Дома никого не было. Виктория редко приходила раньше Ивана Борисовича. Даже если Иван Борисович задерживался, Виктория, словно чувствуя, когда и насколько, задерживалась ещё больше и всё равно приходила позже. Кушать было нечего, что Ауслендера нисколько не удивило. Он знал и помнил первый постулат их семейной жизни: хочешь есть? Сходи в магазин, купи продукты, приготовь и ешь себе на здоровье! Представления о том, что где-то бывают такие жёны, которые ждут мужа дома, готовят ужин и гладят рубашки, казались Ивану Борисовичу устаревшей мифологией. Жена – это не мать и не повар: с чего вдруг она будет готовить? Жена – это совершенно самостоятельное существо, несколько враждебное мужу, антагонист; практической пользы от неё никакой, но без жены никак не возможно. Так мир устроен, что в сердце узел, связывающий нас с материальным миром, – это любовь к жене и к детям, у кого они есть. Жена – это вечный вызов и неусыпный контролёр: она назначена свыше подмечать каждый наш промах и жестоко наказывать за любое неудачное слово и опрометчивый поступок. Ей дана над нашей жизнью всякая власть. Жена есть дисциплина, вернее, дисциплинирующий фактор: в мире никогда нельзя расслабляться, тем более с женой. Следи за собой, будь осторожен!

Иван Борисович был даже рад, что у него есть это время – иногда полчаса, иногда два или три часа, – когда он дома один. Можно было представить себе, что это его дом, что он тут живёт и даже как бы домохозяин, то есть человек свободный и самостоятельный. Можно было есть, пить, садиться где угодно, занимать компьютер, можно было лечь и смотреть телевизор, переключая каналы, можно было делать любые глупости, ни у кого не спрашивая и никого не боясь. В присутствии супруги Иван Борисович должен был немедленно освобождать любое место по первому требованию и, конечно, передавать пульт управления телевизором: впрочем, ему не запрещалось лечь или сесть рядом и смотреть ту программу, которую выберет Виктория.

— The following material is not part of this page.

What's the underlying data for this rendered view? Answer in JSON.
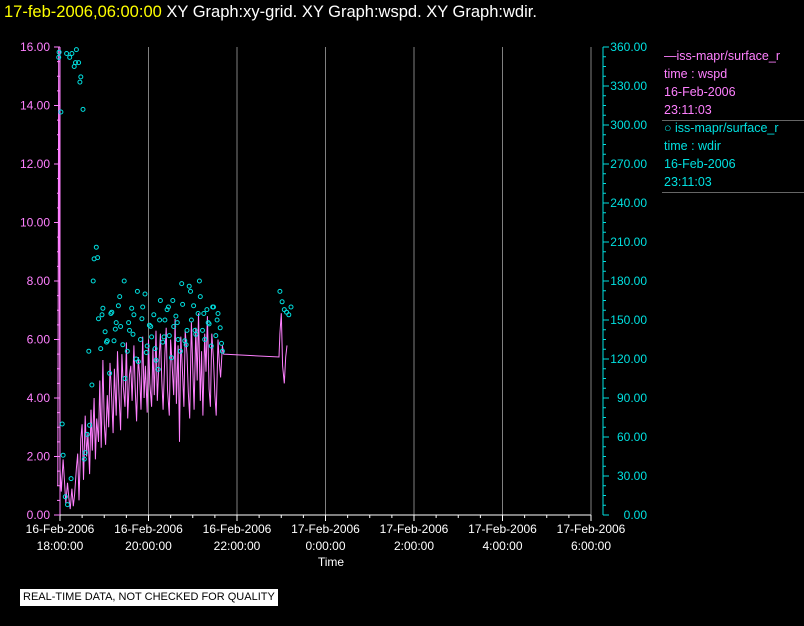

Иван Борисович вскипятил в электрическом чайнике воду (так быстрее) и вылил её в кастрюлю, которую поставил на газовую плиту. Встроенная пьезозажигалка воспламенила синий цветок. Вода забурлила, и Ауслендер закинул в кастрюлю макароны в форме ракушек. Сразу помешал, чтобы ракушки не прилипли ко дну кастрюли. Когда вода с макаронами снова закипела, Ауслендер добавил соли и насыпал немного куркумы, чтобы цвет ракушек был жёлтым и приятным. Оставив макароны вариться, Ауслендер взял сковородку с тефлоновым покрытием и поставил её на другую конфорку. Включил огонь на самую малую мощность. Растопил сливочное масло, обжарил карри, мелко нашинкованный лук и нарезанные дольками помидоры. Когда соус был готов, ракушки уже сварились. Технология была давно выверена по минутам. Иван Борисович слил воду и перемешал в кастрюле содержимое сковородки с ракушками. Вуаля!

Ауслендер с видимым сладострастием навалил себе полную чашку еды, сверху залил соевым соусом, сметаной, достал из ящика китайские палочки и стал жадно есть. Вспомнил о чае и снова поставил кипятиться электрический чайник.

Насытившись, Иван Борисович прошёл из кухни в комнату. Полное пузо тянуло вниз, хотелось просто и сразу плюхнуться на кровать. Но кровать была не застелена. Сегодня Виктория ушла из дома позже, а она никогда не застилала постель. Когда Иван Борисович вставал позже супруги, он сам убирал кровать. Но если он уходил, пока Виктория ещё спала, он никак не мог этого сделать. Виктория же убирала только свою половину, поправляя подушку и аккуратно складывая своё одеяло пополам. Убирать половину мужа и застилать сверху покрывалом она считала недостойным её занятием. Но если бы она застала мужа валяющимся на неубранной кровати в одежде, то начался бы скандал, так как Виктория раз в месяц лично стирала бельё и перестилала кровать и не могла допустить, чтобы грязный отвратительный тип в уличной или даже в домашней одежде пачкал чистые простыни и пододеяльники.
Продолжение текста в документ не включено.